Perhaps media owners in the digital space are more closely aligned with how agencies are thinking and working largely due to the intrinsic nature of the properties they are selling. If only those agencies and their clients could have a little more faith in the numbers, things would be rosy.

But back in traditional media land, we’re presenting agencies with simple proposals that in no way synchronise with what they are looking for. The “one size fits all” mentality might be convenient for the media owner, but that in itself is self-defeating.

It’s no use any sales team beating down the media agencies’ door with their current gusto. We need to change our approach to match their needs.

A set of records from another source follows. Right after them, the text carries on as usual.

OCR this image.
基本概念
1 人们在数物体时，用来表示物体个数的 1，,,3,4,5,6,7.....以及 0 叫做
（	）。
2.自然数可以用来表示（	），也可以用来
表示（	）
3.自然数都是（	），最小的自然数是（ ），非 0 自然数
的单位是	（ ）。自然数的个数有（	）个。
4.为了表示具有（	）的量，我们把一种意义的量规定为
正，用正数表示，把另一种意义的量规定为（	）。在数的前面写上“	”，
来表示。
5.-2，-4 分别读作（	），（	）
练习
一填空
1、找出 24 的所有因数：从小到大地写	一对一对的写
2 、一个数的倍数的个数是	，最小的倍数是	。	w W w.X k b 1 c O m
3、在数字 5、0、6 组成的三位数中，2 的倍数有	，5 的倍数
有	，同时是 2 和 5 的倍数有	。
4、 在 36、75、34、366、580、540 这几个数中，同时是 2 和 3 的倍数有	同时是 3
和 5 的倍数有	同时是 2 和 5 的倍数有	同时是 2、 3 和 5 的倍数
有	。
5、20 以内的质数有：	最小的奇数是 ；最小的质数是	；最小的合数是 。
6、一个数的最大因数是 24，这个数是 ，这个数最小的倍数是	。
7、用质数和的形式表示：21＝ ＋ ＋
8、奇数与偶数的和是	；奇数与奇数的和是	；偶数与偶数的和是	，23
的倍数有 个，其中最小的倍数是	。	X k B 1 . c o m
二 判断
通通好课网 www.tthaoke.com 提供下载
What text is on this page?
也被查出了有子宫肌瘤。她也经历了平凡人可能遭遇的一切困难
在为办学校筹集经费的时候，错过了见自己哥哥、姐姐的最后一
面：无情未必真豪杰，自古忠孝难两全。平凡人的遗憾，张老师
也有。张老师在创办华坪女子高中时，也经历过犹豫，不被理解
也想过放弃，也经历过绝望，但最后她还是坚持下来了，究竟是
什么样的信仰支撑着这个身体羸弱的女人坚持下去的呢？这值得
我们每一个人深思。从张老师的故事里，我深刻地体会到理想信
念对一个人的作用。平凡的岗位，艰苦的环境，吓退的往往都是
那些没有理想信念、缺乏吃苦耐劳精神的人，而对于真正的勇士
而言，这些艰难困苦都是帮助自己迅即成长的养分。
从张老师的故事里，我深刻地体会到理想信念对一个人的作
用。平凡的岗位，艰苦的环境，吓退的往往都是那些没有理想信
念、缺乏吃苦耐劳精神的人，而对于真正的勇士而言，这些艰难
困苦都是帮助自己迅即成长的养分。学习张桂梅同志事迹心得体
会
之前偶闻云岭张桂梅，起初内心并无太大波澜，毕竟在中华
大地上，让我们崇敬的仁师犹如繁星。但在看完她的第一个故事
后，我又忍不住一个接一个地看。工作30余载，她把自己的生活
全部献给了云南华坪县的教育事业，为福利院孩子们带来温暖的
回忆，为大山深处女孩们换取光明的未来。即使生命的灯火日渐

Now I’m sure there’ll be many media owners out there crying “we already do that”, but during my most recent tenure within a media agency I didn’t see one example of this in practice. After querying that agencies’ head, he agreed the gap was real and getting wider.

A media owners losing relevance with today’s agencies?

How do we achieve greater relevance? We first need to understand how our product can integrate with the strategy outlined by the planners.

This means moving ourselves up the decision tree – getting an audience with those that are developing the communication plan and tailoring our offering to suit them and not us. It means doing away with the “packages” we spruik because it suits us to do so. It means customising our properties to suit the strategy.

But it also means cooperation from agencies: let us know much earlier what you’re trying to achieve and give us the time to craft a response specifically tailored to your needs – less to and fro means less opportunity for misunderstanding.

Of course, many agencies are already working this way and are getting significantly better responses from media owners – to everyone’s benefit.

Ultimately we all want and can achieve the same thing – success for our client partners.

Adrian Smith is a sales development director whose career has seen him work across both media agencies and media owners.